Офицер присел за стол и достал из кармана куртки безголовую каменную статуэтку. Несмотря на все, что пришлось пережить Томасу, его находка не получила новых повреждений. Гуччи не отказывался от изначального намерения вернуть идола в музей, но торопиться с этим не было нужды. Смены состояний реальности не зависели от времени суток – пока они вообще не укладывались в какую-либо закономерность. Мужчина заставил себя немного поесть, просто запив сладким чаем неразогретые остатки жареного мяса с парой кусков зачерствевшего хлеба. Он дал себе еще немного времени для отдыха после еды, пусть и без попыток заснуть заснуть – уже сейчас он ощущал, что, по всей видимости, даже когда все встанет на свои места, еще долго будет брезговать лечь на собственную кровать. Гуччи основательно снарядился перед продолжением поисков: положил фонарик во внутренний карман куртки, закрепил на поясе флягу с водой и армейский нож в футляре, надел наплечную кобуру со служебным пистолетом, а также взял с собой полицейский жетон и наручники. «Пусть это будет превышением полномочий, если вдруг сложится так, - объяснял он себе собственные мотивы, хотя определенно не имел четкого представления, что именно может случиться. – Сейчас другие приоритеты, вовсе ни к чему думать о законности. Решать проблемы стоит по мере их поступления». С этим Томас вернул индейского идола в карман куртки и покинул квартиру.

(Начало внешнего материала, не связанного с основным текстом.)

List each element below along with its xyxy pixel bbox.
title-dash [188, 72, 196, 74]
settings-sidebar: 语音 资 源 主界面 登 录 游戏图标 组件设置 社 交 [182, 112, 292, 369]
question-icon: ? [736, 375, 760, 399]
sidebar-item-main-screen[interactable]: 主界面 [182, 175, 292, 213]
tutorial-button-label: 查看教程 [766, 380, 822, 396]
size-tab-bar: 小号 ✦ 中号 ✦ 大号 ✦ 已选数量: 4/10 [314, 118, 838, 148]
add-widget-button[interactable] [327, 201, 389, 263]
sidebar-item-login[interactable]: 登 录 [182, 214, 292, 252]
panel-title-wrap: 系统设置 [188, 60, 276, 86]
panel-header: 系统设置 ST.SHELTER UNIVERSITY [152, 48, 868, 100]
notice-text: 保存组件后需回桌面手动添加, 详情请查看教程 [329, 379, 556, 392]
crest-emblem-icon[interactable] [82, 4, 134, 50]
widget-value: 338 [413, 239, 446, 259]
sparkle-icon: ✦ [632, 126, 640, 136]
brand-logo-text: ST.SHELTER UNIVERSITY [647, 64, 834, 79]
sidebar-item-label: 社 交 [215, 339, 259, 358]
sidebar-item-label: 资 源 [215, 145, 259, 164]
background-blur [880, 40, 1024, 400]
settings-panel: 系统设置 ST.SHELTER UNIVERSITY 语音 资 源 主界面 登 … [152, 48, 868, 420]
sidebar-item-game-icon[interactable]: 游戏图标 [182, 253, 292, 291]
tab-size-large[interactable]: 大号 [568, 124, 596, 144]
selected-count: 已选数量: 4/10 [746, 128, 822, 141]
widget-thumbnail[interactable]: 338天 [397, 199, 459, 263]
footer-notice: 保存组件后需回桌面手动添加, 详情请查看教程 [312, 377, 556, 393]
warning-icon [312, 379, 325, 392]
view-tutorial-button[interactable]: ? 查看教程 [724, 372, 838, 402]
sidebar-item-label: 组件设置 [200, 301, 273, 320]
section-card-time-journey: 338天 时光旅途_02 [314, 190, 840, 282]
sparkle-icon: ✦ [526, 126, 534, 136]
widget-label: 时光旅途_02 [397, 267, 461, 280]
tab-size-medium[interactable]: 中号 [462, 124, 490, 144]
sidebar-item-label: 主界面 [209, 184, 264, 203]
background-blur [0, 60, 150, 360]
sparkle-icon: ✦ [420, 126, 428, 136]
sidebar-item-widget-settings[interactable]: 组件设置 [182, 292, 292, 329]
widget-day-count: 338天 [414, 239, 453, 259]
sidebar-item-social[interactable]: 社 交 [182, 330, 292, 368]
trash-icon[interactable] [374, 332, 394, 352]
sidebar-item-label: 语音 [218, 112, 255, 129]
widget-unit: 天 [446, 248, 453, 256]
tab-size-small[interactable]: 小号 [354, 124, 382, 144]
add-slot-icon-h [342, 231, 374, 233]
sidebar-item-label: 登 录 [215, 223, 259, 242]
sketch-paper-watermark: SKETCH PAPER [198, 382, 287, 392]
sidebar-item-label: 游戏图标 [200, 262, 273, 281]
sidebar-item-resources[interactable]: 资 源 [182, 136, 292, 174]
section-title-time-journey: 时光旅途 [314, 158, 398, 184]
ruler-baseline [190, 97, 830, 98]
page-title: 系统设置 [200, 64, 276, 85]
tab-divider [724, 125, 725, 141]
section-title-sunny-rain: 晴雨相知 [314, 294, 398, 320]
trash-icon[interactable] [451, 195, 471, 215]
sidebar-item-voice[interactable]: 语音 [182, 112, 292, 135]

Низкий полог тумана и снегопад из хрупкой золы превращали город в монохромную гравюру, и только маки, распустившиеся на пепелищах в разгар кошмара, оставались нетронутыми серым цветом. Полисмен поймал себя на желании прошагать по газонам, втаптывая в прах эти ядовитые цветы. «Но не вести же себя подобно законченному безумцу! – остановил он себя. – Все зло – не в них. Это лишь символы. Его кровавые знамена». Отведя с презрением взгляд от рубиновой россыпи макового цвета, Гуччи продолжил путь.

Он вышел к озеру, слившемуся воедино с небом, скрывшемуся почти беспросветно за туманной вуалью, и пошел по дороге над обрывом. Ничто, кроме сыплющегося в глаза пепла, не пыталось преградить офицеру дорогу к серокирпичному зданию с изумрудными крышами, в котором располагалось Историческое Общество Сайлент Хилла. Коснувшись ручки из потемневшего желтого металла, Томас отворил резную дверь, украшенную поблескивающими витками кованой решетки. Просторный зал с экспозиционными витринами был неосвещен и пуст.